With 5 parameters, no output schema, and no annotations, the description is severely lacking. It does not explain return values, error behavior, file size limits, or any additional context needed for proper use.

Complex tools with many parameters or behaviors need more documentation. Simple tools need less. This dimension scales expectations accordingly.

Parameters3/5

Does the description clarify parameter syntax, constraints, interactions, or defaults beyond what the schema provides?

Schema description coverage is 100%, so the input schema already documents all 5 parameters. The description adds no extra meaning beyond what the schema provides, earning the baseline score of 3.

Input schemas describe structure but not intent. Descriptions should explain non-obvious parameter relationships and valid value ranges.

Purpose5/5

Does the description clearly state what the tool does and how it differs from similar tools?

The description clearly states 'Send general files via telegram bot', using a specific verb and resource.

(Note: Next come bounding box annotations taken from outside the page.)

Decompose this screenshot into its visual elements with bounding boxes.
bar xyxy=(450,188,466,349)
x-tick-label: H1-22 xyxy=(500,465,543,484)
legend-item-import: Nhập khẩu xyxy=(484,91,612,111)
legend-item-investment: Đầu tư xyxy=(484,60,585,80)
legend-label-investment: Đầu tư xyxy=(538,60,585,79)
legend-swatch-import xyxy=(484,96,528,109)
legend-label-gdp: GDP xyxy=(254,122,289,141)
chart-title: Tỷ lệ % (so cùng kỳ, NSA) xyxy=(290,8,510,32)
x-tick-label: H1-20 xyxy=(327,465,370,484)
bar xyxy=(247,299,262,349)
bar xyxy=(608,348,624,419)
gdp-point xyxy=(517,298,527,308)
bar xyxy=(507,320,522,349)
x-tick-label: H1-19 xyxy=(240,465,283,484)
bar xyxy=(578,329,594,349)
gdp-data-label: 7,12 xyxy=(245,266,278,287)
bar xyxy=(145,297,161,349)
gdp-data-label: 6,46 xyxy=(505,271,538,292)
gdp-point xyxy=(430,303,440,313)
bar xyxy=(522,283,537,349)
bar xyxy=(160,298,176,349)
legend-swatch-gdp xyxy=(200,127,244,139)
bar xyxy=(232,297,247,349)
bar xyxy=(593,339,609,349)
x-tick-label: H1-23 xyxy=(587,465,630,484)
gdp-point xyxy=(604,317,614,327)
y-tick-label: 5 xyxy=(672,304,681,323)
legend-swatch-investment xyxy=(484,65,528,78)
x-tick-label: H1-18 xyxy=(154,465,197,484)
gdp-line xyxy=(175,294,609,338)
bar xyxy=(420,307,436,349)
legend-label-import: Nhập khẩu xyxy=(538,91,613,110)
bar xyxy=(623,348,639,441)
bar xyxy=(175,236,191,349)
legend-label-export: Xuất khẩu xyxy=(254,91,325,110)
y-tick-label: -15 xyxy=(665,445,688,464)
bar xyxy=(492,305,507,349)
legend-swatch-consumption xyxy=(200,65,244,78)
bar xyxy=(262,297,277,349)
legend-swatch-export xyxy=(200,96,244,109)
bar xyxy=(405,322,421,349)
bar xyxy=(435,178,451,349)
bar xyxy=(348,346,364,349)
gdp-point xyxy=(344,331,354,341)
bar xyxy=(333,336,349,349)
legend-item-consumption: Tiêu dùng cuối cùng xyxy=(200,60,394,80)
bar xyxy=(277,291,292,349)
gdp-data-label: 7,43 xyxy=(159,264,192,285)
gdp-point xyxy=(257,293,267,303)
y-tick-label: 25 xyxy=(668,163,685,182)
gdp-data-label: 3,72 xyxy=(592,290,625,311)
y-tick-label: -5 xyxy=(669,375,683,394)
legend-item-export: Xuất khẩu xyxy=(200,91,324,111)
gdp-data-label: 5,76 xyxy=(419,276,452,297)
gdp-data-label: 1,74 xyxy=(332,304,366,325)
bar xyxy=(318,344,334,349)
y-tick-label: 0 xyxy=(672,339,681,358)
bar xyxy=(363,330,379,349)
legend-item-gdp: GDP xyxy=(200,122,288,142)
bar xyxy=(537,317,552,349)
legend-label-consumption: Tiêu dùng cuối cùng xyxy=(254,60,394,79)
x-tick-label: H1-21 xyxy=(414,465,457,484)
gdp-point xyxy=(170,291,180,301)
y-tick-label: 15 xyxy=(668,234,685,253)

Among siblings like tg_send_audio, tg_send_photo, tg_send_video, this tool is distinct for general files, providing good differentiation.

Agents choose between tools based on descriptions. A clear purpose with a specific verb and resource helps agents select the right tool.

Usage Guidelines2/5

Does the description explain when to use this tool, when not to, or what alternatives exist?

No guidance on when to use this tool versus alternatives, no when-not-to-use conditions, and no mention of prerequisites or context. The description is solely functional.

Agents often have multiple tools that could apply. Explicit usage guidance like "use X instead of Y when Z" prevents misuse.